Conditions for Static Equilibrium of Rigid Body When there are forces acting on a rigid body, the two conditions that has to be satisfied for the body to be in static equilibrium are:
1. The sum of all forces must be zero (translational equilibirum):
$$\sum_i F_i = 0$$
2.The sum of all torques relative to any point must be zero (rotational equilibrium):
$$\sum_i \tau_i=0$$
Why does the torque have to be zero relative to any point? My understanding is that as long as torque is zero with respect to the pivot, the body will not be in rotational motion. What does it mean when you talk about torque with no reference to a pivot? 

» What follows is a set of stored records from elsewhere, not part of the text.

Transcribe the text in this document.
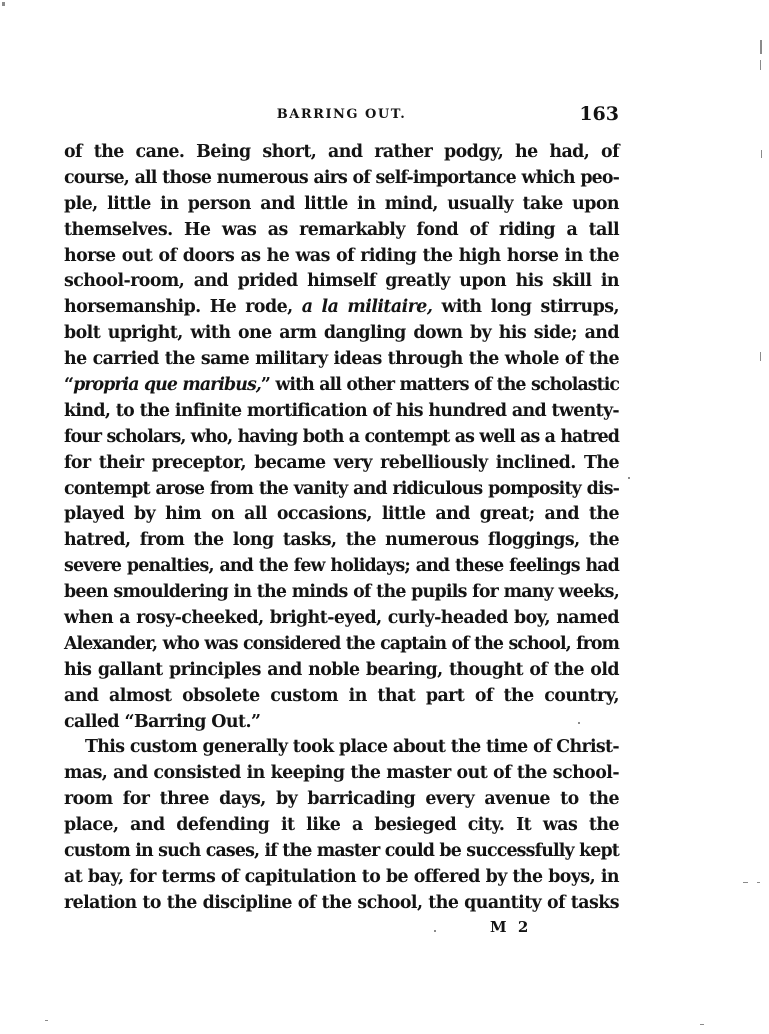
BARRING OUT.	163
of the cane. Being short, and rather podgy, he had, of
course, all those numerous airs of self-importance which peo-
ple, little in person and little in mind, usually take upon
themselves. He was as remarkably fond of riding a tall
horse out of doors as he was of riding the high horse in the
school-room, and prided himself greatly upon his skill in
horsemanship. He rode, a la militaire, with long stirrups,
bolt upright, with one arm dangling down by his side; and
he carried the same military ideas through the whole of the
“propria que maribus,” with all other matters of the scholastic
kind, to the infinite mortification of his hundred and twenty-
four scholars, who, having both a contempt as well as a hatred
for their preceptor, became very rebelliously inclined. The
contempt arose from the vanity and ridiculous pomposity dis-
played by him on all occasions, little and great; and the
hatred, from the long tasks, the numerous floggings, the
severe penalties, and the few holidays; and these feelings had
been smouldering in the minds of the pupils for many weeks,
when a rosy-cheeked, bright-eyed, curly-headed boy, named
Alexander, who was considered the captain of the school, from
his gallant principles and noble bearing, thought of the old
and almost obsolete custom in that part of the country,
called “Barring Out.”
This custom generally took place about the time of Christ-
mas, and consisted in keeping the master out of the school-
room for three days, by barricading every avenue to the
place, and defending it like a besieged city. It was the
custom in such cases, if the master could be successfully kept
at bay, for terms of capitulation to be offered by the boys, in
relation to the discipline of the school, the quantity of tasks
M 2
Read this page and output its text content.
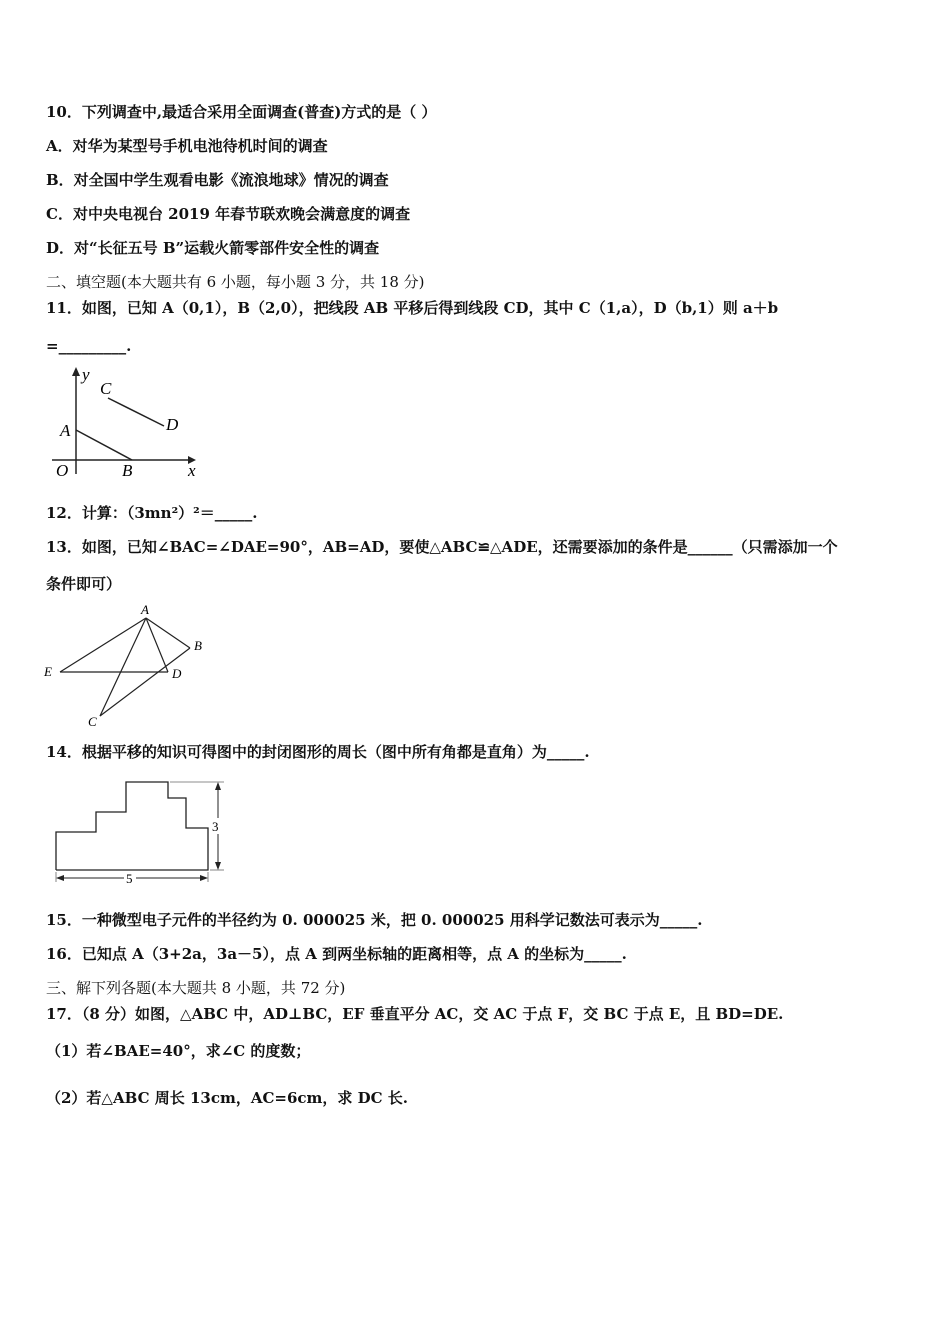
10．下列调查中,最适合采用全面调查(普查)方式的是（ ）
A．对华为某型号手机电池待机时间的调查
B．对全国中学生观看电影《流浪地球》情况的调查
C．对中央电视台 2019 年春节联欢晚会满意度的调查
D．对“长征五号 B”运载火箭零部件安全性的调查
二、填空题(本大题共有 6 小题，每小题 3 分，共 18 分)
11．如图，已知 A（0,1），B（2,0），把线段 AB 平移后得到线段 CD，其中 C（1,a），D（b,1）则 a＋b
=_________.
y
x
O
A
B
C
D
12．计算：（3mn²）²＝_____.
13．如图，已知∠BAC=∠DAE=90°，AB=AD，要使△ABC≌△ADE，还需要添加的条件是______（只需添加一个
条件即可）
A
B
C
D
E
14．根据平移的知识可得图中的封闭图形的周长（图中所有角都是直角）为_____.
3
5
15．一种微型电子元件的半径约为 0. 000025 米，把 0. 000025 用科学记数法可表示为_____.
16．已知点 A（3+2a，3a－5），点 A 到两坐标轴的距离相等，点 A 的坐标为_____.
三、解下列各题(本大题共 8 小题，共 72 分)
17．（8 分）如图，△ABC 中，AD⊥BC，EF 垂直平分 AC，交 AC 于点 F，交 BC 于点 E，且 BD=DE.
（1）若∠BAE=40°，求∠C 的度数；
（2）若△ABC 周长 13cm，AC=6cm，求 DC 长.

Also, how can you makes sure that torque is zero relative to any point? Do you consider all the possible points? 
 A: When condition (1) is met, then condition (2) is equivalent to zero torque through the pivot (which may not be well defined for a rigid body that can move unconstrained). The following theorem holds:

Under the condition that the sum of the acting forces is zero the torque is zero relative to all points if and only if it is zero relative to one point.

The proof done by computing the change of torque under a change of the basis point (so that $\vec r \mapsto \vec r' = \vec d + \vec r$):
\begin{align*}
 \sum_i \vec \tau'_i &= \sum_i \vec r'_i \times \vec F_i = \sum_i (\vec r_i + \vec d) \times \vec F_i \\
&= \sum_i \vec r_i \times \vec F_i + \vec d \times \underbrace{\left(\sum_i \vec F_i\right)}_{\vec F_T} \\
&= \sum_i \vec \tau_i + \vec d \times \left( \sum_i \vec F_i \right).
\end{align*}
So the even stronger statement holds, that the sum of the torques changes by $\vec d \times \vec F_T$ under a change of reference point. If the sum of the forces acting on the body is zero, this means that the total torque does not change when the reference point is changed.